Can someone clarify this statement from the STAN manual for me?

I put measurement error and meta-analysis in the same chapter of the manual because their models are technically identical when each experiment in the meta-analysis is the same. You think of each experiment in the meta-analysis as having measurement error on the true effect.

P.S. It’s “Stan”, not “STAN”, because “Stan” is not an acronym.

maybe people just like proclaiming STAN emphatically.

Also, I cannot resist calling the manual for Stan “the Stanual”. Ba-dum-bum-ching!

…

……

Okay, I’ll just show myself out. Thanks!

> technically identical when each experiment in the meta-analysis is the same

Yup, in those simple and idealized examples where the study standard errors are taken as known.

Often people are stuck with study summaries chosen by the authors and there is little else that can meaningfully be done.

Hopefully this is changing (more raw data available) so tah more can be done statistically.

More generally one can “summarize, contrast and combine data using likelihood functions… Here the probabilities of possible values of the parameter (prior) are combined with the probability of the data given various values the parameter (likelihood), resulting in the (posterior) probabilities of possible values of the parameter (given the data and the prior).”

Important to remember that “At the heart of any meta-analysis is the belief that something was common between different studies.
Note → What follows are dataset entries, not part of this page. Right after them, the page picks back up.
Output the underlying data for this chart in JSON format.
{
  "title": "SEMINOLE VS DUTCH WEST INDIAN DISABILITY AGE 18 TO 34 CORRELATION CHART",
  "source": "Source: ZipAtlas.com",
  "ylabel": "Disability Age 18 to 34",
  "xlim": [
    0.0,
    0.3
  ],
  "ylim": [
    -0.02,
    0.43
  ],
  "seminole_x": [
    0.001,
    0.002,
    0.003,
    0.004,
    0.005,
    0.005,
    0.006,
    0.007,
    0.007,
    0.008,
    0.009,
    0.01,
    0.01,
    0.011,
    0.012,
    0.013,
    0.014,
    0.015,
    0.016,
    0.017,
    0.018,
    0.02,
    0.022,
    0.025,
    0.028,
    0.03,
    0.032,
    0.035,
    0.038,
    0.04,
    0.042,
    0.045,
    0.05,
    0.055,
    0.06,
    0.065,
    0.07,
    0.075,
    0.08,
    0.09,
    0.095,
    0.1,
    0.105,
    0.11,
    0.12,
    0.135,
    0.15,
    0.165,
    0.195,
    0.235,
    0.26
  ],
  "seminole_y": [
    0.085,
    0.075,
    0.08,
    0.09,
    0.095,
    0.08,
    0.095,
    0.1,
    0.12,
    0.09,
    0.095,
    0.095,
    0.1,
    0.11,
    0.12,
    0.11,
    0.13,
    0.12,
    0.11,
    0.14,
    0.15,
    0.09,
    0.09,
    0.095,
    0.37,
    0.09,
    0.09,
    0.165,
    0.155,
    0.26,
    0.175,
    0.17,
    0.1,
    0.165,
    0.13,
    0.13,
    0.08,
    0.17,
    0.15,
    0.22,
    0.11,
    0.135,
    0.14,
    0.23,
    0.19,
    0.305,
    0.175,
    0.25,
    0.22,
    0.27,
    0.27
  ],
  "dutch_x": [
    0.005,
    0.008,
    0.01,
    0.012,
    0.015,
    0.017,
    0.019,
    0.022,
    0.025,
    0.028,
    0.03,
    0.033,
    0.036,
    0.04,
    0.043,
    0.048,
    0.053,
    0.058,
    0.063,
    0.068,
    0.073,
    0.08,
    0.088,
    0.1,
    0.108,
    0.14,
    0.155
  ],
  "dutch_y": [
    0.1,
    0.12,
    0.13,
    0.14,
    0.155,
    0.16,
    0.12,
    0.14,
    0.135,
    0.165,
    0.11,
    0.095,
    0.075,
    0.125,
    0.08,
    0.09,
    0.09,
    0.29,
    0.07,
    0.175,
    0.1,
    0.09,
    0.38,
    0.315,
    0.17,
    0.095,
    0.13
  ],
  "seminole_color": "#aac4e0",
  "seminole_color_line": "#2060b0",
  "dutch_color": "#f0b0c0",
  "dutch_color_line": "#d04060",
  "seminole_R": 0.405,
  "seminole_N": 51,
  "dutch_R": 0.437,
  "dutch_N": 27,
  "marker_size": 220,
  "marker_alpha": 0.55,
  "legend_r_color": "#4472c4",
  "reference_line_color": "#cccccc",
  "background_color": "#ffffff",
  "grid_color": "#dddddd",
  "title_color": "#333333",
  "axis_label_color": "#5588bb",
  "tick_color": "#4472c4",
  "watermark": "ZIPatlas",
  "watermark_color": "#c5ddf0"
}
Only after this belief has stood up to a thorough investigation of the study results, will an appropriate combination to reflect all of the evidence be sensible.”

This is all explained in my concise 10 page letter to the editor on Warn et al., 2002. (Apparently only cited twice.) http://www.ncbi.nlm.nih.gov/pubmed/16118810

Somewhat hilariously, the binary example Warn used was actually based on continuous data that authors had dichotomized and only reported those summaries.

Also hilarious – my attempts to avoid actually using Bayesian methods.

Ah, I see that now. Thanks!

I started reading the paper but I’m confused by the example on page 3. The example says that ice cream sales and swimming pool deaths are spuriously correlated because of their mutual dependence on temperature, and if temperature is measured by self-reported Likert ratings of subjective temperature, then controlling for it does not completely eliminate this spurious correlation due to the measurement error. The way I see it there are two types of measurement error here: (1) the Likert scale measures with error the subjective temperature, a latent construct, and (2) subjective temperature measures with error the actual temperature.

The first type of measurement error can be accounted for by Bayesian Item Response models — i.e. by modelling the relationship between the latent variables and Likert ratings as probabilistic rather than deterministic, and by integrating out uncertainty in the latent variables. The second type of measurement error seems besides the point here; don’t you _want_ to measure subjective temperature, since that influences behaviour more directly than the actual temperature?

Without having read the paper, something that comes to mind as relevant is that subjective temperature has more variability than measurements of actual temperature, since different people may have quite different subjective ratings of temperature.

I had mentioned Westfall & Yarkoni paper in the comments to another post where measurement error was an issue:

http://statmodeling.stat.columbia.edu/2016/06/07/social-problems-with-a-paper-in-social-problems/

But I don’t think the paper had gotten a post to itself yet.